Rosemary Marchese, a parishioner whose grandfather and grandmother have been parishioners of Assumption since the foundation of the church, feels a deep sense of belonging there. Marchese attended school at Assumption for eight years and remembers how the nuns served with such love and dedication to the students.

“The love and devotion of the teaching staff, and I would say most importantly the nuns, we take for granted what they did they did,” Marchese said. “I remember my dad said that when he went to school, there were still people in the community whose primary language was Italian and the nuns spoke Italian and so my dad would say, ‘Those nuns helped those people learn English to help those people become what they are today.’”

Assumption Parish was built by Italian immigrants in 1920. (Photo courtesy of Assumption)

Marchese loved the tight-knit community she grew up in and the gift of a strong faith that she received from her parents. The foundation laid down by her predecessors has helped her pass on the faith to her children and grandchildren. Marchese, along with her grandmother and mother, have all been married at Assumption, and her son was as well. It has been a special experience to see how her life as a Catholic was impacted by past generations and how it’s impacting current and future generations as her grandkids have received their sacraments at the parish.

The Italian immigrants that arrived in the U.S. brought with them the best that they could offer, which was faith and devotion to God. Assumption celebrating 100 years shows that if you give God your best and your all, he will multiply it. In all the responses of those who have and still attend the parish is the impression of unity and love that has stayed in their heart. Father Larkin hopes for many more years to come for Assumption Parish and School to be a beacon of truth and light.

“I certainly pray and hope that our school will have another hundred years!
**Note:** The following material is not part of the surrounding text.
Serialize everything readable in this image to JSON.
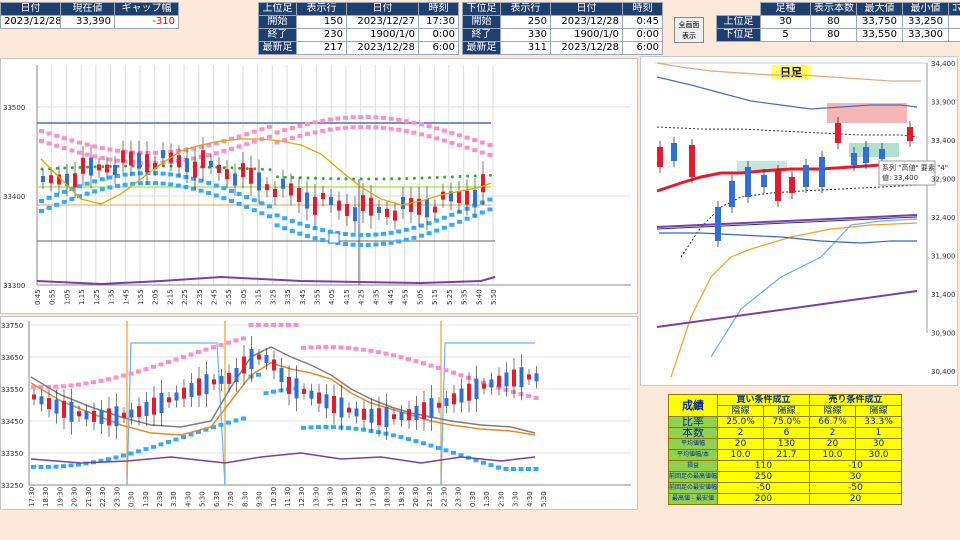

I hope that our labor to evangelize and educate our youth will raise up an army of men and women who know the Lord’s love and are courageous to bear witness to His Holy Gospel in our world,” Father Larkin said. “I hope they have the strength to sacrifice and even perhaps suffer for Christ because they learned here that He is the Way, the Truth, and the Life, and (that they) know how to resist the secular ideologies that seek to poison the mind and lead the will away from the Gospel.”